В мотеле был бар, в котором я напился. Я врал, как Мюнхгаузен, двум студенткам из Техасского университета, отдыхающим на весенних каникулах. Мне удалось завлечь к себе в номер одну из них, ту, которая была крупнее. Я прихватил бутылку. Опьянев, я сказал себе, что она будет превосходным лекарством от того, что сделала со мной Кэти. Девушка оказалась проворной и мускулистой. Спокойно она выносила только невинные ласки, а чуть что начинала извиваться и хохотать, как сумасшедшая, выставляя при этом твердые коричневые локти и колени. После того как я кончил с ней, я чувствовал себя так, будто скатился с длинной лестницы.
К 10.30 мы выехали из мотеля. У меня болела голова. Джон Пинелли простыл. Кэти надела белые шорты, черную блузку, красные сандалии и солнцезащитные очки в белой оправе.
Я поклялся, что не позволю ей опять играть в эту отвратительную игру. Буду мужчиной, а не дрессированным животным... Так я пытался объяснить свое желание остаться с ней. Я ждал случая дать ей отпор, но в наш второй день в Мексике ничего не произошло. Мы остановились в четыре тридцать. До Мехико оставалось полдня езды. Мотель не отличался от того, в котором мы отдыхали прошлой ночью. Кругом благоухали мартовские цветы, наполняя воздух сладким, вызывающим тошноту, запахом.

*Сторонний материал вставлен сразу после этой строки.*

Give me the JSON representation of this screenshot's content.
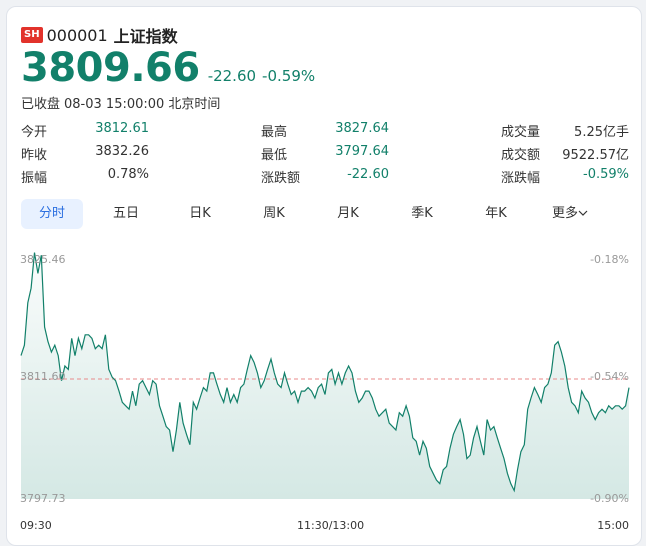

Вечером я встретил Кэти. Я направился в свою комнату, а она в бар. Кэти шла по узкому проходу, с одной стороны огражденному стеной, а с другой – большими арками. На ней было хлопчатобумажное платье в смелую широкую полоску. В полумраке в ее волосах будто светилось расплавленное серебро.

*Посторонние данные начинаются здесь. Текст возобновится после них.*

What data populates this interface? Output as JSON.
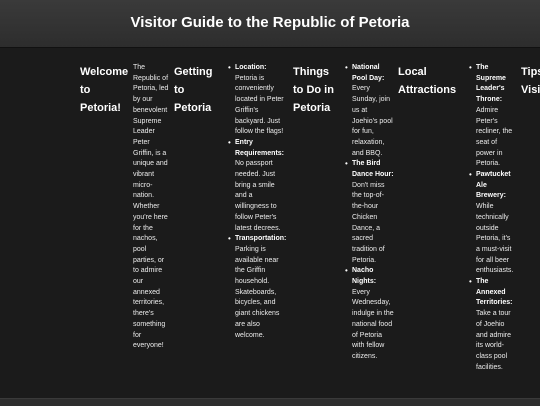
{
  "header": {
    "title": "Visitor Guide to the Republic of Petoria"
  },
  "sections": {
    "welcome": {
      "title": "Welcome to Petoria!",
      "text": "The Republic of Petoria, led by our benevolent Supreme Leader Peter Griffin, is a unique and vibrant micro-nation. Whether you're here for the nachos, pool parties, or to admire our annexed territories, there's something for everyone!"
    },
    "getting": {
      "title": "Getting to Petoria",
      "items": [
        {
          "label": "Location:",
          "text": "Petoria is conveniently located in Peter Griffin's backyard. Just follow the flags!"
        },
        {
          "label": "Entry Requirements:",
          "text": "No passport needed. Just bring a smile and a willingness to follow Peter's latest decrees."
        },
        {
          "label": "Transportation:",
          "text": "Parking is available near the Griffin household. Skateboards, bicycles, and giant chickens are also welcome."
        }
      ]
    },
    "things": {
      "title": "Things to Do in Petoria",
      "items": [
        {
          "label": "National Pool Day:",
          "text": "Every Sunday, join us at Joehio's pool for fun, relaxation, and BBQ."
        },
        {
          "label": "The Bird Dance Hour:",
          "text": "Don't miss the top-of-the-hour Chicken Dance, a sacred tradition of Petoria."
        },
        {
          "label": "Nacho Nights:",
          "text": "Every Wednesday, indulge in the national food of Petoria with fellow citizens."
        }
      ]
    },
    "local": {
      "title": "Local Attractions",
      "items": [
        {
          "label": "The Supreme Leader's Throne:",
          "text": "Admire Peter's recliner, the seat of power in Petoria."
        },
        {
          "label": "Pawtucket Ale Brewery:",
          "text": "While technically outside Petoria, it's a must-visit for all beer enthusiasts."
        },
        {
          "label": "The Annexed Territories:",
          "text": "Take a tour of Joehio and admire its world-class pool facilities."
        }
      ]
    },
    "tips": {
      "title": "Tips for Visitors"
    }
  }
}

– Кэти, – сказал я. Она слегка кивнула и попыталась обойти меня, но я расставил руки на всю ширину прохода. Слегка наклонив голову и сложив руки на груди, Кэти смотрела на меня устало и терпеливо. Кэти Пинелли была хрупкой, но высокомерной женщиной. Внезапно я почувствовал все свое ничтожество, неуклюжесть и неуверенность.
– Я сама во всем виновата, но вы надоели мне, Кирби, – сказала она. – Не могли бы вы, дорогой, забыть об этом?